Rituals and our little routines are quite important.
Sometimes they float under our radar and we fail to realize they are a ritual.
You mentioned in your post that there are things you wish he would do or require of you...Do you care to expand on those things (of course they change maybe even from day to day)? Do you have a wish list of things you wish he'd require?
Is there anything that he has required or mentioned that made you feel like, "really?! You've got to be kidding!"
I think i get wish-y when i feel like either we have too much going on - too much space between us, or that i have too long a leash. There are very few things that i kind of like as a ritual, or really think i would like, that he just doesn't care about. Me being on the floor in the evenings when we are together is one of the few. I think it would feel lovely - he likes me curled up next to him, with my head on his shoulder or his lap, where he can pet my head, or reach around and play with whatever bits he wants, or just feel me there while he does his work. In the end - that is quite lovely too...
Other things occur to me, appeal to me, or pass through my mind i think mostly because they seem like things that would make me feel connected, or which would reinforce my place, or let me feel his Dominance more explicitly. It's funny, because as i think about it - the things that come to mind recently are not so much service based as they are small humiliations or kinks: being plugged, wearing collar or cuffs, orgasm denial, that kind of thing. So maybe i need to think about whether these things are really in his service, or mine.

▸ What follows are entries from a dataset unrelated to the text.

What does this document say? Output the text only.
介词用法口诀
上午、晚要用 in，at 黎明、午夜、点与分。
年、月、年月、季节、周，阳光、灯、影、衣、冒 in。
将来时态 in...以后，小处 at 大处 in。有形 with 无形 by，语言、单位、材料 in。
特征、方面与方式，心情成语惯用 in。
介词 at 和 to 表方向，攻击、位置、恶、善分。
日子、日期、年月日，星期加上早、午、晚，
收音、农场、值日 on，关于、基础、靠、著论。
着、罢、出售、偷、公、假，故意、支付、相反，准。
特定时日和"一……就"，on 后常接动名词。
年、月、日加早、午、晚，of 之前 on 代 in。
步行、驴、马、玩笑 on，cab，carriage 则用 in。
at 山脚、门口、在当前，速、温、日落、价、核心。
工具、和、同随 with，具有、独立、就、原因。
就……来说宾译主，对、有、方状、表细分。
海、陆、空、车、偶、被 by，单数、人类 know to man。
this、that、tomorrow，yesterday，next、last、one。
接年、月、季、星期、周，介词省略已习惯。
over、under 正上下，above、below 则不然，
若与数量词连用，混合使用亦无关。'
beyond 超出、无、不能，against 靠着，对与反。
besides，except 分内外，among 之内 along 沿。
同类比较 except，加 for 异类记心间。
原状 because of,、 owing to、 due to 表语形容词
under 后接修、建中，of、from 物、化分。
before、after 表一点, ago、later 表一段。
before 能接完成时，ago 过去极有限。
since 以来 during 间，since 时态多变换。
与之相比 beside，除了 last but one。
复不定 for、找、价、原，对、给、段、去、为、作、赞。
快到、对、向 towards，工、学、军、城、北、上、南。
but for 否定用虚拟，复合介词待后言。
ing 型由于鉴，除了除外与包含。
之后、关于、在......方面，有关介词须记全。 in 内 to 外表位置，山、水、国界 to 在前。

So - you asked for specifics - and so far i've evaded. One thing that i have thought about for a longer time is cleaning him afterward, with my mouth. He has never asked this of me, he always cleans himself up, or allows me to use a cloth to do it. There is no ritual to it at all. And I've often felt a twinge of guilt or unease about this, like it's something i really ought to be doing. This one i can honestly say is not coming from a kink or 'humiliate me in a sexy way' kind of place. But i also have no idea if he would want this, care about it all, or if it's like sitting on the floor - it's something lots of other people do but which he doesn't care about at all. I suppose i'll find out one way or another soon enough.
I do kind of wish there were rituals, or rules, or maybe even just guidelines around my speech. It's an area where i often feel i have too much leash - or none at all. And/or it's an area where i tend to push back and let my irritation, discomfort, uneasiness or general brattiness really shine. I think i will make that a separate post though. As fate would have it - he called me out on this a few days ago, including some re-alignment for me, and the start of a discussion about it in general.
As far as things he has required that leave me just flat - the 'no scratching in his presence, ever' thing is absolutely like that. I itch - i do have bad skin, and i have, in the past, scratched my skin raw - so i know (partly) where he's coming from. But there is nothing about this rule that i am able to find sexy, fun, kinky, happy, or controlling in that really good way. I haven't even been able to feel it as his caring for me or a sacrifice i'm making just because he wants it so i like it because of that. Nope - it's just silly and stupid and mean.
- Thanks mouse for the questions. i think there will be more than one conversation between him and me about some of this.
I have questions from PetalsMJ and Sir J still - I will get to those soon.